If your child is eight months or older, my advice is to try and make some sort or a private space for your baby to sleep. Most hotels have a Portacot or fold out bed available. This may sound a little unorthodox, but if you’re sharing a room, what I suggest is simple - make it into two rooms. I’m not saying you need to bust out the timber and a hammer, but I do suggest hanging a blanket, setting up a dressing screen, or, yes, I’m going to go ahead and say it, put baby in the closet. A great holiday hack is to place the Portacot in the bathroom or walk in robe. A decent sized closet is a great place for baby to sleep. It’s dark, it’s quiet, and they won’t be distracted by being able to see them. People accidentally walking in and out of the room are much less likely to distract your child. It often helps your child settle more easily at bedtime too.

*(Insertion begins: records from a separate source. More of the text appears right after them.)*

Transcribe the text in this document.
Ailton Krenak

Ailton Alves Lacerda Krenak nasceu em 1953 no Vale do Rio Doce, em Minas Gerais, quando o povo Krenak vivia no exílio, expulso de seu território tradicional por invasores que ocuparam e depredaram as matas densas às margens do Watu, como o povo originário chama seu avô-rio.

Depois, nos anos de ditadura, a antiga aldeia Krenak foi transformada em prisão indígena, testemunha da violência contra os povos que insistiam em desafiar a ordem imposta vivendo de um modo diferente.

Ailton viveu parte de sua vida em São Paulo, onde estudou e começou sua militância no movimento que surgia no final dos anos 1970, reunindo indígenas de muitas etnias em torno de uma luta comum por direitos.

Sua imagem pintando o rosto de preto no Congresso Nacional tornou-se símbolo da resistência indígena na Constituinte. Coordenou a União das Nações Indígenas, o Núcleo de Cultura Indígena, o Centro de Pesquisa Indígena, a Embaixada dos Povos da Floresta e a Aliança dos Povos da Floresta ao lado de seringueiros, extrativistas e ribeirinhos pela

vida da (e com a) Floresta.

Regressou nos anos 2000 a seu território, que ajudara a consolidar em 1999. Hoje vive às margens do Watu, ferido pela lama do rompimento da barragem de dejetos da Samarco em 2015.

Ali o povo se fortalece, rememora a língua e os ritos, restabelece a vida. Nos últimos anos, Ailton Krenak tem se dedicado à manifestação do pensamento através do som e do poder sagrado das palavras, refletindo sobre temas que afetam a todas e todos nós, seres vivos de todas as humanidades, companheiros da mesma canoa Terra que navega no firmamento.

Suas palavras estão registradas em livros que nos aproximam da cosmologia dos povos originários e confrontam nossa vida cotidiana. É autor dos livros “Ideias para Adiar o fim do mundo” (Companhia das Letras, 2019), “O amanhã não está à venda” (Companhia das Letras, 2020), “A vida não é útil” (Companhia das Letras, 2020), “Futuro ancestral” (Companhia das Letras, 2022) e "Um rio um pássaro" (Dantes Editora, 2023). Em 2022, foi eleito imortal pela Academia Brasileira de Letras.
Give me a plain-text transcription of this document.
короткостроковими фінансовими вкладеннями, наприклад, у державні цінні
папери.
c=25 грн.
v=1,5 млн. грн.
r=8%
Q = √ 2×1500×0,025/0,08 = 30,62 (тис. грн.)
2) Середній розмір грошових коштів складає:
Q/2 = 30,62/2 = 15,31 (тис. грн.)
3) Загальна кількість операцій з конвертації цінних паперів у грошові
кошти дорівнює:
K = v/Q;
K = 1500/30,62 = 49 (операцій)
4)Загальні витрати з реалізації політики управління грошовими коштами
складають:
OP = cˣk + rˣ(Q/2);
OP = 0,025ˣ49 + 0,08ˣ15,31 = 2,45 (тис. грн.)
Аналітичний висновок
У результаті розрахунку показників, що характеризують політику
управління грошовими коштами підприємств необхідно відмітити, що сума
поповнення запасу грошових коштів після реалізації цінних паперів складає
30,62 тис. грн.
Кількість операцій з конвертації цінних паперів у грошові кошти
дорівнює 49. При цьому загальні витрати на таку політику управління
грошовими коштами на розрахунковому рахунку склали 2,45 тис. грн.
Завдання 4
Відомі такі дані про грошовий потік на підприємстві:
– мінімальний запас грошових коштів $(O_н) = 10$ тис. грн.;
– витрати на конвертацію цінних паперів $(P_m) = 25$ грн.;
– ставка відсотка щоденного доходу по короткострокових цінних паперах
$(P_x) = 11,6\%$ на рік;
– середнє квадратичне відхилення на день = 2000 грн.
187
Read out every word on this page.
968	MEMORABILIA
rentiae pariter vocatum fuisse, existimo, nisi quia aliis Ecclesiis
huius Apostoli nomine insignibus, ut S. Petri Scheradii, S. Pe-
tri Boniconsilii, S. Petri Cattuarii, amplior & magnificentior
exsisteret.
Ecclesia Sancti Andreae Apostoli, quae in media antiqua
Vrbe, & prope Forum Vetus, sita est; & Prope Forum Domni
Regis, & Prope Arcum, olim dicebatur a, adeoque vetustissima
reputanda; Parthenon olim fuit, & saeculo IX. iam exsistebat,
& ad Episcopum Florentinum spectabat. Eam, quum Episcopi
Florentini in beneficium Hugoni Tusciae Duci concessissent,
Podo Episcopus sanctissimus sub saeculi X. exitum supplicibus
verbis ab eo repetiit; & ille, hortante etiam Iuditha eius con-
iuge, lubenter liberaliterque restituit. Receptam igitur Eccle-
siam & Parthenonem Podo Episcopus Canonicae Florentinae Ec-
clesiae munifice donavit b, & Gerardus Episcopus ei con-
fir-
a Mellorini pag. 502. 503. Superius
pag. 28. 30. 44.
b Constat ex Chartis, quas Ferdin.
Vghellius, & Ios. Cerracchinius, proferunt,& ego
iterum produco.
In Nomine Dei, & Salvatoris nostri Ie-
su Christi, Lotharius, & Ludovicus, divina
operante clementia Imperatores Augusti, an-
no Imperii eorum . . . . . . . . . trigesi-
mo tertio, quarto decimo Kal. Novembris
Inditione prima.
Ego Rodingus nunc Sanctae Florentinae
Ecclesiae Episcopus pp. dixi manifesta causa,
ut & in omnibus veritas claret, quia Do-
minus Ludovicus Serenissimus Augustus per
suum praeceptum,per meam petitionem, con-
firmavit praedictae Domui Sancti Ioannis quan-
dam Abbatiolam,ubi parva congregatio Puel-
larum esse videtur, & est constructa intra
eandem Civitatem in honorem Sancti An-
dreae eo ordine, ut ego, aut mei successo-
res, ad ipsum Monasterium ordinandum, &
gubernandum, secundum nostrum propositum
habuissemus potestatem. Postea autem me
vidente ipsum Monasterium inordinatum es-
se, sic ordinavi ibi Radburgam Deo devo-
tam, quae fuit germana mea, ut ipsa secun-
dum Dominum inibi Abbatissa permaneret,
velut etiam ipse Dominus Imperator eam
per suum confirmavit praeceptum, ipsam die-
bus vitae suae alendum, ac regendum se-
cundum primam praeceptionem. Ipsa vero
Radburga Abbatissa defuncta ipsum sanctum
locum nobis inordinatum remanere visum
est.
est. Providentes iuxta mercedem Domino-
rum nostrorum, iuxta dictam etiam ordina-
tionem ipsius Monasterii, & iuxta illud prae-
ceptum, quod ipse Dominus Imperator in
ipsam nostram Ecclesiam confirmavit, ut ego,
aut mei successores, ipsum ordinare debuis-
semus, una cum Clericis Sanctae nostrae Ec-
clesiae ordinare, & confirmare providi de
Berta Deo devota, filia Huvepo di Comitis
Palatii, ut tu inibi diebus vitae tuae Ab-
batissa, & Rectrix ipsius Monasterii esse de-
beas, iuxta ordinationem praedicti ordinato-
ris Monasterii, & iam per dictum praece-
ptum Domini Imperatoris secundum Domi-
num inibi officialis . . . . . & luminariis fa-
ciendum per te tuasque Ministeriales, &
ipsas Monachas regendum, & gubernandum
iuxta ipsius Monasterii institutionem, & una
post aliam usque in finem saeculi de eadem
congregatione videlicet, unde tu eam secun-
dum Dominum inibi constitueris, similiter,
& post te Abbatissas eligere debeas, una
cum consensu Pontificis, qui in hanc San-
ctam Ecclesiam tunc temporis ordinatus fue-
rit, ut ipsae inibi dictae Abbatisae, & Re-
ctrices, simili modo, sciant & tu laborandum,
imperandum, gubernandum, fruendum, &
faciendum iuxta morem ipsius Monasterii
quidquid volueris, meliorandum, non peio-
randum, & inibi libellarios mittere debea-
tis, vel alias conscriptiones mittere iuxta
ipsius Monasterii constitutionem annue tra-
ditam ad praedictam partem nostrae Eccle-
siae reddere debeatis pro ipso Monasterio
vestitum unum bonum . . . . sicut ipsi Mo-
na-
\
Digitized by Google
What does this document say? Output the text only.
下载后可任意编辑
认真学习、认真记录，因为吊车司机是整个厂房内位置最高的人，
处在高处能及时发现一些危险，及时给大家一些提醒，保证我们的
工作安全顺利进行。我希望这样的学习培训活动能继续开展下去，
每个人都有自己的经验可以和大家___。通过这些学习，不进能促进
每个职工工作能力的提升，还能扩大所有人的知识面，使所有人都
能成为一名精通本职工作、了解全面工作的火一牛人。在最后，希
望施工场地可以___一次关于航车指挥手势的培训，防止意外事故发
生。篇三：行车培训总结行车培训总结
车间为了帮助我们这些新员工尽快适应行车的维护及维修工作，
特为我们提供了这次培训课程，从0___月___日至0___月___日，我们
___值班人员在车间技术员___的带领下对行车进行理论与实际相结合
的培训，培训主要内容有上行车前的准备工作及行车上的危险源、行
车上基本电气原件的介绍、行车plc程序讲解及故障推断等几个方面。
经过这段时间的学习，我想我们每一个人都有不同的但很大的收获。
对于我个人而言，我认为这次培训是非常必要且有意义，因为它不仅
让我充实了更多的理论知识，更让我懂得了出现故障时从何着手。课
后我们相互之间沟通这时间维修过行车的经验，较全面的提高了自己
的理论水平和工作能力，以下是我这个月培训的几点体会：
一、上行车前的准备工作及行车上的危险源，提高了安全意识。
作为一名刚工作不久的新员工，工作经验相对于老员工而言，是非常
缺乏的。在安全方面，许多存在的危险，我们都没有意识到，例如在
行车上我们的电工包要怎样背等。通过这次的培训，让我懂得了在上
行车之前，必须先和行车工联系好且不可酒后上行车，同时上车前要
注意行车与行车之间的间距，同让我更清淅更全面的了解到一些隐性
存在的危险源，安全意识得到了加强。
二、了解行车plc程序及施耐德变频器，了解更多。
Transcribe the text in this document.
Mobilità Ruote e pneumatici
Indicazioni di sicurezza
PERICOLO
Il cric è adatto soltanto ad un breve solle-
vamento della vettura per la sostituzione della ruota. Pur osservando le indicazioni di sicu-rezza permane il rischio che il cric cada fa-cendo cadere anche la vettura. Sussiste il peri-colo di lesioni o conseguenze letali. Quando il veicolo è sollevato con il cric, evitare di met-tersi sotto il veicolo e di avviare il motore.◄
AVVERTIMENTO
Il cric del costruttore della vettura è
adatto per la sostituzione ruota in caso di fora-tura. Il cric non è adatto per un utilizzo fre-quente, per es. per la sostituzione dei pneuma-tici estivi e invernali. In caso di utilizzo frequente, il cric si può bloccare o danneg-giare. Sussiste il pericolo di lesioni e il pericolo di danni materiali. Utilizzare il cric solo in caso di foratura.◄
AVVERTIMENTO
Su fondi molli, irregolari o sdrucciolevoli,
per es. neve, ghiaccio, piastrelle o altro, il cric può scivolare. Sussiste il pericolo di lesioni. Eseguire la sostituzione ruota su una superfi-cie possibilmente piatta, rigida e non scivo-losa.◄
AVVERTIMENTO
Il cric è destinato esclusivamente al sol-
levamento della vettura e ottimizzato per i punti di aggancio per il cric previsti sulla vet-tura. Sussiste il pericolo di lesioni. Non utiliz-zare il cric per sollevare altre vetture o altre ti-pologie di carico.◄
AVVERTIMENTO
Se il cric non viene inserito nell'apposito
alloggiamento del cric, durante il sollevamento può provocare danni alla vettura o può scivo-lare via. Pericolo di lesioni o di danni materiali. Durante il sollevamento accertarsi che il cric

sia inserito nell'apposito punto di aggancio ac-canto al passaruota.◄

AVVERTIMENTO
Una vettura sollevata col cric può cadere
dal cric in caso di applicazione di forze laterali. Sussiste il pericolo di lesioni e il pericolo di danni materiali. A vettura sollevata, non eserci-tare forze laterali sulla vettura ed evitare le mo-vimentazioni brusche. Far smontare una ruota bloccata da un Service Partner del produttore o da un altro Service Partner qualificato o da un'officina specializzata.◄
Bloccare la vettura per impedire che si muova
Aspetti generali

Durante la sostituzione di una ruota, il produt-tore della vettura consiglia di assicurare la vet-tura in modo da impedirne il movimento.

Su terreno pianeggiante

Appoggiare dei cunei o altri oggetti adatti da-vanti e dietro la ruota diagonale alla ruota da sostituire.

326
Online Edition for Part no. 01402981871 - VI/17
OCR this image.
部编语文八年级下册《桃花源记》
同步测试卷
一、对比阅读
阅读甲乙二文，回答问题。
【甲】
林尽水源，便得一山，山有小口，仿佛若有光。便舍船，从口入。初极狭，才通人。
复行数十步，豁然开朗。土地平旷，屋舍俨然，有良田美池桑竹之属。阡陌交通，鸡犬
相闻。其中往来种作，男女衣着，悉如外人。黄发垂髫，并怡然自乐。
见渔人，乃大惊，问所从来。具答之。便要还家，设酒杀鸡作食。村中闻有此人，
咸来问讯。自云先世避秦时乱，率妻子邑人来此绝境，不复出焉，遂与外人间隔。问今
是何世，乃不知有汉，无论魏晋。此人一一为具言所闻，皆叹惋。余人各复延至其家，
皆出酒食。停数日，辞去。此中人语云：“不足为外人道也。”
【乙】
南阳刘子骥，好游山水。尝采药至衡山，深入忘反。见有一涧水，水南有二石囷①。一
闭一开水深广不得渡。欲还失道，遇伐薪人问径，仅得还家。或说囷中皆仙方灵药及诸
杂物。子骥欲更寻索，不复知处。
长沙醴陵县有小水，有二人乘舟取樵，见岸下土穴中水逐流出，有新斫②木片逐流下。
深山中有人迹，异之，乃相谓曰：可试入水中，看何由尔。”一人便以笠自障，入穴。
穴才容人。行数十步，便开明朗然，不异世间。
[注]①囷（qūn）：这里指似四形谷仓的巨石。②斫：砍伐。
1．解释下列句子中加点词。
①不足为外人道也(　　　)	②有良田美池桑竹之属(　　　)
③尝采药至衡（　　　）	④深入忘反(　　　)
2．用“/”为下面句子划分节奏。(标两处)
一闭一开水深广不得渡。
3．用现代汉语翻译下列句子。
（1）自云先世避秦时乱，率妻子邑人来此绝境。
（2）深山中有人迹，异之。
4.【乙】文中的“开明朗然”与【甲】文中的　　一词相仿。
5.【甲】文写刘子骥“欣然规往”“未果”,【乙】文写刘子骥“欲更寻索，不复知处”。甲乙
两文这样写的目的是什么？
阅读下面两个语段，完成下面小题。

While we’re on the subject of 'no exceptions', that rule extends to all other sleep props. You might be tempted to slip baby a dummy or rock them to sleep if they’re disturbing the rest of the house, but your baby is going to latch on to that really, really quickly, and chances are you’ll be waking up every hour or two, rocking baby back to sleep or putting the dummy back in, which is going to end up disturbing everyone a lot worse than a half hour of crying at 7:00pm.
It is very common for babies and toddlers to test the boundaries around sleep when they are somewhere new. Just because the rules are the rules at home, that doesn't necessarily mean the rules are the same at Nanna's house. Your child is likely to try their luck at bedtime! This may mean that your child cries for some time at bedtime or has a night waking or two. The best way to handle it is to do the same as you would do if you were at home. You can go in and settle/offer reassurance every ten minutes or so, but other than that don't bend the rules if you can help it. If you hang on to your consistency, within the first night or two your child will be used to the new environment and will be sleeping well again.
Now, on a serious note, I find the biggest reason that parents give in on these points is, quite simply, because they’re embarrassed. There’s a house full of eyes and they’re all focused on the new baby, and by association, the new parent. The feeling that everyone is making judgments about how you are parenting can be overwhelming.
If you find that it has all fallen apart in just a week or so while you're away, the good news is that it's just as easy to get back on track. As soon as you get home, start your sleep plan all over again. You can speed it up by a night or two each step - and hold tight to the memory that your child is capable of sleeping well.
The most important tip of all ... Enjoy the time away with your family. Make memories and enjoy the time together!